7. Discussion

Large language models (LLMs) for text and code generation are evolving at an astonishing pace. New models are becoming more efficient and gaining an ability to generate more coherent code with fewer mistakes. Only about a year ago, when we first started exploring the possibility of using LLMs for FABRIC code generation, most models failed to produce anything similar to FABRIC examples even for the simplest queries. Most newer models, in contrast, have evidently been trained on FABRIC Jupyter Notebook repository on GitHub – even without RAG, they are able to generate almost correct code as long as the query is very simple, as in Question #1. It is conceivable, therefore, for most LLMs to reach a point in the future where no RAG is needed even for more complex use cases if the GenAI continues to advance at this pace.

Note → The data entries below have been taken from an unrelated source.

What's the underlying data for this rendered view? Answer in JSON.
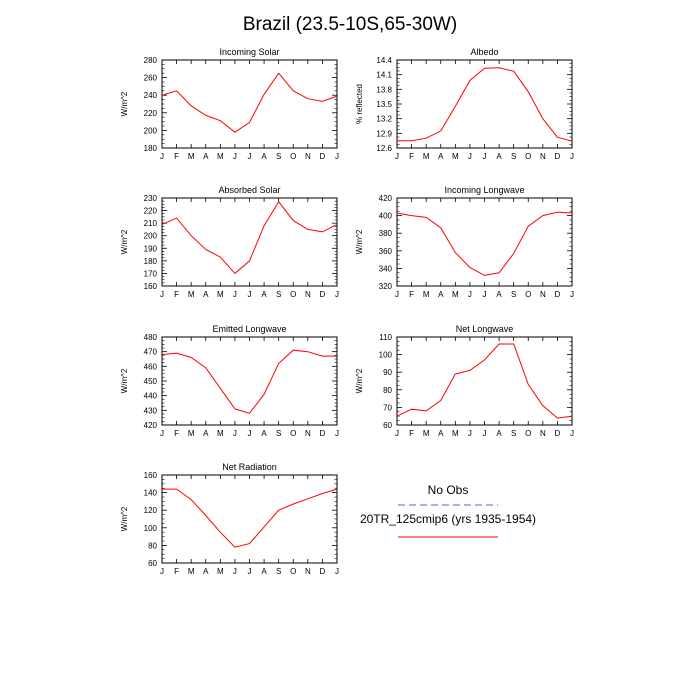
{
  "title": "Brazil (23.5-10S,65-30W)",
  "legend": {
    "entries": [
      {
        "label": "No Obs",
        "color": "#7a7aff",
        "style": "dashed"
      },
      {
        "label": "20TR_125cmip6 (yrs 1935-1954)",
        "color": "#ff0000",
        "style": "solid"
      }
    ]
  },
  "chart_data": [
    {
      "type": "line",
      "title": "Incoming Solar",
      "ylabel": "W/m^2",
      "xlabel": "",
      "categories": [
        "J",
        "F",
        "M",
        "A",
        "M",
        "J",
        "J",
        "A",
        "S",
        "O",
        "N",
        "D",
        "J"
      ],
      "ylim": [
        180,
        280
      ],
      "yticks": [
        180,
        200,
        220,
        240,
        260,
        280
      ],
      "series": [
        {
          "name": "20TR_125cmip6 (yrs 1935-1954)",
          "color": "#ff0000",
          "values": [
            240,
            245,
            228,
            217,
            211,
            198,
            209,
            241,
            265,
            245,
            236,
            233,
            239
          ]
        }
      ]
    },
    {
      "type": "line",
      "title": "Albedo",
      "ylabel": "% reflected",
      "xlabel": "",
      "categories": [
        "J",
        "F",
        "M",
        "A",
        "M",
        "J",
        "J",
        "A",
        "S",
        "O",
        "N",
        "D",
        "J"
      ],
      "ylim": [
        12.6,
        14.4
      ],
      "yticks": [
        12.6,
        12.9,
        13.2,
        13.5,
        13.8,
        14.1,
        14.4
      ],
      "series": [
        {
          "name": "20TR_125cmip6 (yrs 1935-1954)",
          "color": "#ff0000",
          "values": [
            12.75,
            12.75,
            12.8,
            12.95,
            13.45,
            13.98,
            14.23,
            14.24,
            14.17,
            13.75,
            13.2,
            12.82,
            12.74
          ]
        }
      ]
    },
    {
      "type": "line",
      "title": "Absorbed Solar",
      "ylabel": "W/m^2",
      "xlabel": "",
      "categories": [
        "J",
        "F",
        "M",
        "A",
        "M",
        "J",
        "J",
        "A",
        "S",
        "O",
        "N",
        "D",
        "J"
      ],
      "ylim": [
        160,
        230
      ],
      "yticks": [
        160,
        170,
        180,
        190,
        200,
        210,
        220,
        230
      ],
      "series": [
        {
          "name": "20TR_125cmip6 (yrs 1935-1954)",
          "color": "#ff0000",
          "values": [
            209,
            214,
            200,
            189,
            183,
            170,
            180,
            208,
            227,
            212,
            205,
            203,
            209
          ]
        }
      ]
    },
    {
      "type": "line",
      "title": "Incoming Longwave",
      "ylabel": "W/m^2",
      "xlabel": "",
      "categories": [
        "J",
        "F",
        "M",
        "A",
        "M",
        "J",
        "J",
        "A",
        "S",
        "O",
        "N",
        "D",
        "J"
      ],
      "ylim": [
        320,
        420
      ],
      "yticks": [
        320,
        340,
        360,
        380,
        400,
        420
      ],
      "series": [
        {
          "name": "20TR_125cmip6 (yrs 1935-1954)",
          "color": "#ff0000",
          "values": [
            403,
            400,
            398,
            386,
            358,
            341,
            332,
            335,
            357,
            388,
            400,
            404,
            403
          ]
        }
      ]
    },
    {
      "type": "line",
      "title": "Emitted Longwave",
      "ylabel": "W/m^2",
      "xlabel": "",
      "categories": [
        "J",
        "F",
        "M",
        "A",
        "M",
        "J",
        "J",
        "A",
        "S",
        "O",
        "N",
        "D",
        "J"
      ],
      "ylim": [
        420,
        480
      ],
      "yticks": [
        420,
        430,
        440,
        450,
        460,
        470,
        480
      ],
      "series": [
        {
          "name": "20TR_125cmip6 (yrs 1935-1954)",
          "color": "#ff0000",
          "values": [
            468,
            469,
            466,
            459,
            445,
            431,
            428,
            441,
            462,
            471,
            470,
            467,
            467
          ]
        }
      ]
    },
    {
      "type": "line",
      "title": "Net Longwave",
      "ylabel": "W/m^2",
      "xlabel": "",
      "categories": [
        "J",
        "F",
        "M",
        "A",
        "M",
        "J",
        "J",
        "A",
        "S",
        "O",
        "N",
        "D",
        "J"
      ],
      "ylim": [
        60,
        110
      ],
      "yticks": [
        60,
        70,
        80,
        90,
        100,
        110
      ],
      "series": [
        {
          "name": "20TR_125cmip6 (yrs 1935-1954)",
          "color": "#ff0000",
          "values": [
            65,
            69,
            68,
            74,
            89,
            91,
            97,
            106,
            106,
            83,
            71,
            64,
            65
          ]
        }
      ]
    },
    {
      "type": "line",
      "title": "Net Radiation",
      "ylabel": "W/m^2",
      "xlabel": "",
      "categories": [
        "J",
        "F",
        "M",
        "A",
        "M",
        "J",
        "J",
        "A",
        "S",
        "O",
        "N",
        "D",
        "J"
      ],
      "ylim": [
        60,
        160
      ],
      "yticks": [
        60,
        80,
        100,
        120,
        140,
        160
      ],
      "series": [
        {
          "name": "20TR_125cmip6 (yrs 1935-1954)",
          "color": "#ff0000",
          "values": [
            144,
            144,
            132,
            114,
            95,
            78,
            82,
            101,
            120,
            127,
            133,
            139,
            144
          ]
        }
      ]
    }
  ]
}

Evaluating output of generative AI is difficult, especially for code generation. Despite the large research effort that has been poured into the evaluation problem, there are no generally accepted guidelines for evaluating the quality of source code generated by LLMs at this point[Yeo et al., 2024]. For tool-specific APIs, as in the case of FABRIC, the only option currently is to manually run tests as there are no automated tools, labeled data, or established rubric for evaluation. The non-deterministic nature of generative AI also poses a challenge. Even the same query, using the same RAG architecture, vector store, and LLM can generate different results each time. While keeping the LLM temperature to 0 (zero) tends to reduce the variance, we often see slightly different results at different times.